Nach 1990 mussten zunächst die Folgen des wirtschaftlichen Niedergangs aus DDR-Zeiten behoben werden. Die dafür notwendigen erheblichen Investitionen haben nur mit einer gewissen Verzögerung zu einem Anwachsen der Steuereinnahmen geführt. Wir können jetzt seit 2013, 2014 feststellen, dass sich die Möglichkeiten der Stadt deutlich erweitern. Es ist zu einem raschen Aufwuchs des Steueraufkommens gekommen, die Gewerbesteuer hat teilweise Sprünge von 50 Prozent hingelegt. Da sprechen wir von 100 Millionen Euro zusätzlich pro Jahr. Trotzdem liegen wir bei den Pro-Kopf-Steuereinnahmen gemeinsam mit Leipzig bei den vergleichbar großen Städten in Deutschland immer noch an letzter Stelle. Wir holen auf, brauchen aber Geduld und einen langen Atem. Daran hat der Woba-Verkauf nichts geändert.

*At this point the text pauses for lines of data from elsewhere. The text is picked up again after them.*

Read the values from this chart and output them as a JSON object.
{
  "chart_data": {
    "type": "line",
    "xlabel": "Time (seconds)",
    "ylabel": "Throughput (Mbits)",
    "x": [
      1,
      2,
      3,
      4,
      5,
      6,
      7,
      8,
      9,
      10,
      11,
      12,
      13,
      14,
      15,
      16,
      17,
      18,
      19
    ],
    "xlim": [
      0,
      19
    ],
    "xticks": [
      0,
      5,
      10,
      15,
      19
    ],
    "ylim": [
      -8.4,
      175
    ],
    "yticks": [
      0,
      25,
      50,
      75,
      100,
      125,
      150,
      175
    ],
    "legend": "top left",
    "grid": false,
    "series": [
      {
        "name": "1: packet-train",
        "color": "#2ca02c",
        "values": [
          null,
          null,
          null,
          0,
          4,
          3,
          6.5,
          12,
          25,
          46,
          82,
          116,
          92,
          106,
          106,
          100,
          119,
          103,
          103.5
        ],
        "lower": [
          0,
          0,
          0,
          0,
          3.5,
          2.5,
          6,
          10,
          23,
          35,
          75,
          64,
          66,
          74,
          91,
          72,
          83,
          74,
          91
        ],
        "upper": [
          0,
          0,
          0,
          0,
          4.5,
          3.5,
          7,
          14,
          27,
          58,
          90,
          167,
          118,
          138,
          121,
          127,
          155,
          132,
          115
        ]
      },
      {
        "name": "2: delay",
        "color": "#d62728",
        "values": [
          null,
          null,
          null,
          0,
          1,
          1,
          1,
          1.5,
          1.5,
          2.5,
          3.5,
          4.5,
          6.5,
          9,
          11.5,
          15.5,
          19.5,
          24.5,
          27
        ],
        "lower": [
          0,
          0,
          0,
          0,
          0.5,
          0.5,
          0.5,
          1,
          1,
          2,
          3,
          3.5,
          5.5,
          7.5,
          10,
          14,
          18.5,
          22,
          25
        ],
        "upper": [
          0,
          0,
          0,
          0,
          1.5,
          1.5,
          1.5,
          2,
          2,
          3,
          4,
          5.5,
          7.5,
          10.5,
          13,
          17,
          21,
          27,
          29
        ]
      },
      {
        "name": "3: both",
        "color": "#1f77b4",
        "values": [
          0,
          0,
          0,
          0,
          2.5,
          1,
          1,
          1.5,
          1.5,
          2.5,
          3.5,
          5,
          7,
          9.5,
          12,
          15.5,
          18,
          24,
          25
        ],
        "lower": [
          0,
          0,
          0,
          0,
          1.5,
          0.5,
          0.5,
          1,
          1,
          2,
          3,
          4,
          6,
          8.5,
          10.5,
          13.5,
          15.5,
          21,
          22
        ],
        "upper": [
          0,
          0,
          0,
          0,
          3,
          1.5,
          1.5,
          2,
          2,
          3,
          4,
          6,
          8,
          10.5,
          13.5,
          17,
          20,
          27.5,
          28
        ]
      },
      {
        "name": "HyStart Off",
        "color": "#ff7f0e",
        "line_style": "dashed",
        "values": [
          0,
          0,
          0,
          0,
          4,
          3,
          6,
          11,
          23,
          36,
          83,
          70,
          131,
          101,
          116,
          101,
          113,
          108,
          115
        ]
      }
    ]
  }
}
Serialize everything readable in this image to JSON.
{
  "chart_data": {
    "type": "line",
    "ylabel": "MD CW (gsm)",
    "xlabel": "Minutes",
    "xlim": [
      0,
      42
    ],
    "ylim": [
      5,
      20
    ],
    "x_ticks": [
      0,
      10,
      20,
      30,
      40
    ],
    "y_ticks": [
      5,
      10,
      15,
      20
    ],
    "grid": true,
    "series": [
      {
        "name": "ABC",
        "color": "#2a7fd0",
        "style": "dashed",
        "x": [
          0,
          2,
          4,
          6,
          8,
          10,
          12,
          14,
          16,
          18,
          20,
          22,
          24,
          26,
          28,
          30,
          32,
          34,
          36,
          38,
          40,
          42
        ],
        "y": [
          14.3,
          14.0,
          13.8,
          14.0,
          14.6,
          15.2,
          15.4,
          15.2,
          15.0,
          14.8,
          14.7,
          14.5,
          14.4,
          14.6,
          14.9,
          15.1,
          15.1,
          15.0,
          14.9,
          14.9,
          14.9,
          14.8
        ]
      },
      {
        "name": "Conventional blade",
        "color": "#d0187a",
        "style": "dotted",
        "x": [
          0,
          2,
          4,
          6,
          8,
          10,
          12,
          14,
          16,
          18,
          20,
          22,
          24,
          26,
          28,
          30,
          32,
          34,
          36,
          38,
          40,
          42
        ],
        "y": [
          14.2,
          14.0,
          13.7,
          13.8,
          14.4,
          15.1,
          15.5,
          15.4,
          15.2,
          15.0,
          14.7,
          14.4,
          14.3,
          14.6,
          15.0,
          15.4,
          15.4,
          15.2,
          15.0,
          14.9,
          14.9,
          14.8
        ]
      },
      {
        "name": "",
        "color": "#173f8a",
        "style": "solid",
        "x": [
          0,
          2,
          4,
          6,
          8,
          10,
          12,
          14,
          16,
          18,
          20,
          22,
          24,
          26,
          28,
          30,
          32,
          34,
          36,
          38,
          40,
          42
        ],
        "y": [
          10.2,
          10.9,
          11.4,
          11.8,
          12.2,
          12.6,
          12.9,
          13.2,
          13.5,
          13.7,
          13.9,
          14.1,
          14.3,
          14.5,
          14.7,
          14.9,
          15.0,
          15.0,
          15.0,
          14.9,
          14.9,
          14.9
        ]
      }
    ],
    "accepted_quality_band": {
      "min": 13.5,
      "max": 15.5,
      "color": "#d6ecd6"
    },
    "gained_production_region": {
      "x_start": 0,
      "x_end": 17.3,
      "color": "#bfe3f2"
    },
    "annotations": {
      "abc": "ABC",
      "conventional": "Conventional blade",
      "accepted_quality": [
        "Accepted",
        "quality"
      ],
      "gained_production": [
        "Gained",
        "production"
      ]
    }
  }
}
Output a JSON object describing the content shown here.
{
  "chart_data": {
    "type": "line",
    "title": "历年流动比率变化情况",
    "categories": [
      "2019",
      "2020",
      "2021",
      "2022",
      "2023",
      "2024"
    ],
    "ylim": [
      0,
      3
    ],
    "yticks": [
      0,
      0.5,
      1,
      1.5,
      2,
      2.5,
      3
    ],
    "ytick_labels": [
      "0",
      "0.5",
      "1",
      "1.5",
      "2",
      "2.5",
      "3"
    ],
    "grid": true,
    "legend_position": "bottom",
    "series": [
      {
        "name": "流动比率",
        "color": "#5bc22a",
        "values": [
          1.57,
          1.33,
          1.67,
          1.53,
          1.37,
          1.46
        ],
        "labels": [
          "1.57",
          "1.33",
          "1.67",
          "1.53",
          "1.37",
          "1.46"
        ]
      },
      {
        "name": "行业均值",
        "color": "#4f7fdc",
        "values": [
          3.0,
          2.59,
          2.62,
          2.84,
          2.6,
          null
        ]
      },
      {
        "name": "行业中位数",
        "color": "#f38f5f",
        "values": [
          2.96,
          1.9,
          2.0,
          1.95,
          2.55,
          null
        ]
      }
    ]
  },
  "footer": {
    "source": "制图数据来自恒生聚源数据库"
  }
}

Hat sich für die Woba-Mieter mit dem Kauf etwas geändert? War die Woba ein Mieterparadies?

Der Kaufpreis für die Woba ist nicht vom Himmel gefallen. Er muss erwirtschaftet werden und wird erwirtschaftet durch die Bewirtschaftung der Dresdner Wohnungen. Von dem Mieterparadies, das die Woba-Verkäufer 2006 versprochen haben, sind wir weit entfernt. Der Mieterverein hat beispielsweise vor dem Stadtrat sehr eindrucksvoll dargelegt, dass es im großen Umfang bei Mieterhöhungsverlangen der Vonovia zu fehlerhaften Einstufungen der Wohnlagen gekommen ist. Das wurde in zahlreichen Fällen korrigiert, in zahlreichen Fällen aber auch vor Gericht ausgetragen. In 90 Prozent dieser Fälle haben sich die Erhöhungsersuchen als fehlerhaft herausgestellt. Es trifft auf Mieterinnen und Mieter, die oftmals des Kämpfens müde sind. Aber auch die städtische Woba war kein Mieterparadies. Aber immerhin wurden die Verantwortlichen alle fünf bzw. sieben Jahre gewählt. Das geht nicht mehr.

Die Stadt Dresden ist nicht mehr Marktteilnehmer

Was haben die Woba-Mieter konkret verloren?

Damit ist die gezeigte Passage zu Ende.